By Martha Funnell, MS, RN, CDE
Heart disease is the No. 1 cause of death in both men and women, and people with diabetes are at a higher risk for heart disease than those without diabetes. Even though women and men with diabetes have the same risk of getting heart disease, women and men are different when it comes to heart disease and diabetes in some of the following ways:
Studies have shown that women with diabetes tend to be heavier and have poorer blood glucose, blood pressure and cholesterol levels than men. This also raises their risk for heart disease.
Women may have different symptoms from men when they are having a heart attack. A woman may not know she is having a heart attack as readily as a man who is having chest pain. A woman is less likely to have chest pain and may have back or jaw pain instead, or she may just feel short of breath or nauseated. As you know, the sooner people get help for a heart attack, the greater their chances for survival. The woman and those around them may not realize that it is a heart attack until it is too late.

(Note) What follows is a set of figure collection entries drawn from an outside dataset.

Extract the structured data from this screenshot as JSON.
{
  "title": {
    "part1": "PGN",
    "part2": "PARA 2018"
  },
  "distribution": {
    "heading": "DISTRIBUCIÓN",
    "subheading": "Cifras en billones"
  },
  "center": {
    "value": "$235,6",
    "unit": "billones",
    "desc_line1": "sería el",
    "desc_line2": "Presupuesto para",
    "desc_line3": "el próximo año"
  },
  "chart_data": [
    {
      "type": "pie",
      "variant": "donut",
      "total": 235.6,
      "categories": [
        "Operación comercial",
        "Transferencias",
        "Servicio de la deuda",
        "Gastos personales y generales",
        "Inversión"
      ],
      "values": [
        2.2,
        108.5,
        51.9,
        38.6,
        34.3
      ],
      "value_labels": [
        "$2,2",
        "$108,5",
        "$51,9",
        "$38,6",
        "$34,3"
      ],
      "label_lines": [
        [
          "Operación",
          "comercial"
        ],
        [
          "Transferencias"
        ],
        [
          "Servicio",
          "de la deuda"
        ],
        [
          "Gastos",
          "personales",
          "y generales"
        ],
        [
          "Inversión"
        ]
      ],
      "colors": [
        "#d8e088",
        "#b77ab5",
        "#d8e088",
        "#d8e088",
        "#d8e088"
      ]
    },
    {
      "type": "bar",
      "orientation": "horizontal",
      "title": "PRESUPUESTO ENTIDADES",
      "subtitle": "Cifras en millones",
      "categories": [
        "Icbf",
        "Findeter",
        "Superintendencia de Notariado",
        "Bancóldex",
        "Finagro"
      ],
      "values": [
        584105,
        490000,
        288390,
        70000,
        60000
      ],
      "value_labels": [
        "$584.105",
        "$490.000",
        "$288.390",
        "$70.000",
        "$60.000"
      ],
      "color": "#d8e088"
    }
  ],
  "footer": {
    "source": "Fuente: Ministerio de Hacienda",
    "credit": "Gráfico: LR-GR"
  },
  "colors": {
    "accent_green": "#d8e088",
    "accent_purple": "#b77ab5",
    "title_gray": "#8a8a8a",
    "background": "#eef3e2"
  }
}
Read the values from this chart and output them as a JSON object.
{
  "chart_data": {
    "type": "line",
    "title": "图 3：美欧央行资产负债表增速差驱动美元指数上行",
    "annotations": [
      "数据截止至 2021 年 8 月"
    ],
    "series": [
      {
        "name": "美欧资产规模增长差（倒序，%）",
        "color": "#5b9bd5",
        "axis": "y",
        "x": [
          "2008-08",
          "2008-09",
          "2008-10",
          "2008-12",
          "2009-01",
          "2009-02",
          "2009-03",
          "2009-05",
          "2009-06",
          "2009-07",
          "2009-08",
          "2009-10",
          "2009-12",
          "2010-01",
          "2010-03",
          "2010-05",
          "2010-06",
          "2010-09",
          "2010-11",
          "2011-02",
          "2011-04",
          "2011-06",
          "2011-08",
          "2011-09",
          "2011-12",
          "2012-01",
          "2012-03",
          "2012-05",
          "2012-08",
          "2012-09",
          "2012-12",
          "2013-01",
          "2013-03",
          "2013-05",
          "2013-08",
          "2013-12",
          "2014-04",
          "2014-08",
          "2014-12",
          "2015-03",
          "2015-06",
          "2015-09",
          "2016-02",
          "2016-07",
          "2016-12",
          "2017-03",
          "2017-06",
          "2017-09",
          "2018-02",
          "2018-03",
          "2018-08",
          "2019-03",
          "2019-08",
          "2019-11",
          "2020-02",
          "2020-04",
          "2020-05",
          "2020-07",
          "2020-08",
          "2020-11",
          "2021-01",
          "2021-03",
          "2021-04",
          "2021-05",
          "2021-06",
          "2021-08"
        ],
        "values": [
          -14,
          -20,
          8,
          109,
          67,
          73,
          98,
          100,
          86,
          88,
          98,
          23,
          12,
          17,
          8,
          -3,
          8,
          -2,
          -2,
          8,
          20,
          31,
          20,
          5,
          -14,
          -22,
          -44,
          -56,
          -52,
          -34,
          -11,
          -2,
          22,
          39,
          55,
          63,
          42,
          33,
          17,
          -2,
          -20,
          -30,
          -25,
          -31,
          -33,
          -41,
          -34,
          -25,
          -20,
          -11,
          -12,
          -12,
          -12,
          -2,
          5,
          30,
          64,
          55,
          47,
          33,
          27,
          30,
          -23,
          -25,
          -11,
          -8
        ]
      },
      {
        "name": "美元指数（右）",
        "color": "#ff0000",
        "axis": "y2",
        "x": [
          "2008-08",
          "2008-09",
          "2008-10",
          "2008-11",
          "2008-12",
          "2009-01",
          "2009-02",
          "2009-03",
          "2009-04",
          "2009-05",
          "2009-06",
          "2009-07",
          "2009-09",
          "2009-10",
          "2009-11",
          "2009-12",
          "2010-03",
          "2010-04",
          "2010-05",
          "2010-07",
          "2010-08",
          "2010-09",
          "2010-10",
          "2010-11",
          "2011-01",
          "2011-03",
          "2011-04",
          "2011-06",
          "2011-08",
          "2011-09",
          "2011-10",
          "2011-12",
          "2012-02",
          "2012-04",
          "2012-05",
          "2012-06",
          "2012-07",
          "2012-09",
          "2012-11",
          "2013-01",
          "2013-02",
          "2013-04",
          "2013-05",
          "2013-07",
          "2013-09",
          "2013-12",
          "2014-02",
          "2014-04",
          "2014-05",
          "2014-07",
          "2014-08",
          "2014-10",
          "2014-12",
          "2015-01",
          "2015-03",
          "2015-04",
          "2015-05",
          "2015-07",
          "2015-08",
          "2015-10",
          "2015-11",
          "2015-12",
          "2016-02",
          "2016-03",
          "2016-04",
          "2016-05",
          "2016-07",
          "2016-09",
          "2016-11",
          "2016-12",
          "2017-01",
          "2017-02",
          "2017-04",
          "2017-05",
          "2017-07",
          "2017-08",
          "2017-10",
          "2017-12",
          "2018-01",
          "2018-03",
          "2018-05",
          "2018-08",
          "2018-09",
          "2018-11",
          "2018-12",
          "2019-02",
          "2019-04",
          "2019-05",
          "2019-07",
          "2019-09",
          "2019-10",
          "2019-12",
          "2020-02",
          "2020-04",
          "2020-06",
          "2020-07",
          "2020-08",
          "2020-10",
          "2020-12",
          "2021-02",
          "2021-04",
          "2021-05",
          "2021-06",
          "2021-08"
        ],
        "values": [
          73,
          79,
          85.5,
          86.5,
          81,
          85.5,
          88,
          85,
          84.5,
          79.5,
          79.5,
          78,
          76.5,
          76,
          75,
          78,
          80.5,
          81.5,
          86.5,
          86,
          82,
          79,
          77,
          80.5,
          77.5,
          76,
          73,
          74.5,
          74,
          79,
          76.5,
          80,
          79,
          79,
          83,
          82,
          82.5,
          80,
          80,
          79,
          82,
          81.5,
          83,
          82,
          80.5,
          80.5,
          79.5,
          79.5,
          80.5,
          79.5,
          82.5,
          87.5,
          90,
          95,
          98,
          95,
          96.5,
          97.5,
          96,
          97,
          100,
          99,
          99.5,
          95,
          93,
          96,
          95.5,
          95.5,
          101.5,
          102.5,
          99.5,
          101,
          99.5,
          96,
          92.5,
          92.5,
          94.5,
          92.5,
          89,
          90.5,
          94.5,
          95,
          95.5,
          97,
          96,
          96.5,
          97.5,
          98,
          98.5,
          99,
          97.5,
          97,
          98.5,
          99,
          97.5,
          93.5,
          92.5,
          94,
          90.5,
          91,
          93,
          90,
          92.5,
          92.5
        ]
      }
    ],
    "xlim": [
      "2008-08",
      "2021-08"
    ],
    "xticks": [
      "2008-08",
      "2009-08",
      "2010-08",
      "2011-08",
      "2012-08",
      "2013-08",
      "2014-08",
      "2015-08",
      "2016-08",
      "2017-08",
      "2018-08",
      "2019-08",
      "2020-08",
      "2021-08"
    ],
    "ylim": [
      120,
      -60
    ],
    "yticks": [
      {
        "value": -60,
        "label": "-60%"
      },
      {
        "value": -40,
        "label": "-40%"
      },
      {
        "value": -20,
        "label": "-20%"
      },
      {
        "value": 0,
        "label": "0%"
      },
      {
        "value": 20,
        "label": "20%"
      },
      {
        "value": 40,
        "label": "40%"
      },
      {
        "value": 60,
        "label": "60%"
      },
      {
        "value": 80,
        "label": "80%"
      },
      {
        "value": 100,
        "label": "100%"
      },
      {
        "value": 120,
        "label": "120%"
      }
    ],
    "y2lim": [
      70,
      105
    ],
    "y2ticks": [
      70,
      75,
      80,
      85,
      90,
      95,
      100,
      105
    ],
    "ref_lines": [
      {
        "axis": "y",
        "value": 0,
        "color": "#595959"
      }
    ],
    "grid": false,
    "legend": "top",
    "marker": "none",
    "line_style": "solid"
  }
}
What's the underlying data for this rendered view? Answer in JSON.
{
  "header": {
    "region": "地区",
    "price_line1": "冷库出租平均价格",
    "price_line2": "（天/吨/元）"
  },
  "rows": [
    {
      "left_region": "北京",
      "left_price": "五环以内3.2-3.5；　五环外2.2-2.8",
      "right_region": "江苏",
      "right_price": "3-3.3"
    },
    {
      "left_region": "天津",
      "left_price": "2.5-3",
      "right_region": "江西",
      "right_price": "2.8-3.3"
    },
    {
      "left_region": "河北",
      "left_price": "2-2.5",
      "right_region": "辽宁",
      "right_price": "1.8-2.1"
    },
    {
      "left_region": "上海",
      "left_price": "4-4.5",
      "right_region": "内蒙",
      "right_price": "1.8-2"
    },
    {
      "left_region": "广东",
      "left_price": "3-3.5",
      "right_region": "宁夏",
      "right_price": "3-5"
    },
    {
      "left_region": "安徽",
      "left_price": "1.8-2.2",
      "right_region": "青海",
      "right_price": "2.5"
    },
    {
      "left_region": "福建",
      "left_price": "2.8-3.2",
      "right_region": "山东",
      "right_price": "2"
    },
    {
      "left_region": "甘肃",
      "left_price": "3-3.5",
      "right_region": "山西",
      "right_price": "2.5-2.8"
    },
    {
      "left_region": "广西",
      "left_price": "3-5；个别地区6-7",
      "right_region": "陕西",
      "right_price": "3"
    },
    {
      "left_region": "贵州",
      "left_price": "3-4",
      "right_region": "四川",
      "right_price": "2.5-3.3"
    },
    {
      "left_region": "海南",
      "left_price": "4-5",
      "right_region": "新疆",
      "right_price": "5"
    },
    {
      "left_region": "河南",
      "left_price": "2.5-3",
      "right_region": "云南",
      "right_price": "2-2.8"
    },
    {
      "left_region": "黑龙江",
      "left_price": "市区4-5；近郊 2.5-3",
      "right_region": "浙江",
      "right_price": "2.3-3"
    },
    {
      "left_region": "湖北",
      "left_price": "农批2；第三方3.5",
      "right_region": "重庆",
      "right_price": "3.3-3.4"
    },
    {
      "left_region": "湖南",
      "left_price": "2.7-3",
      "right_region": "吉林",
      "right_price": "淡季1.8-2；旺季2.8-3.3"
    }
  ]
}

Women are less likely to be tested for and treated for heart disease than men. Because heart disease was often thought of as a “man’s disease,” it was ignored or treated less aggressively than in women. As heart disease in women gets more attention in the media and more research funding, this belief is changing. Even though men are more likely to be treated for heart disease, some studies show that men are less likely to take medicines as prescribed or follow up with doctor visits and testing.
Women who don’t have diabetes tend not to get heart disease until after menopause because the hormones made in their bodies before menopause protect them from heart disease. However, women with diabetes don’t have the same protection from these hormones. Therefore, they have lower HDL (good) cholesterol levels, which raises their risk for heart disease.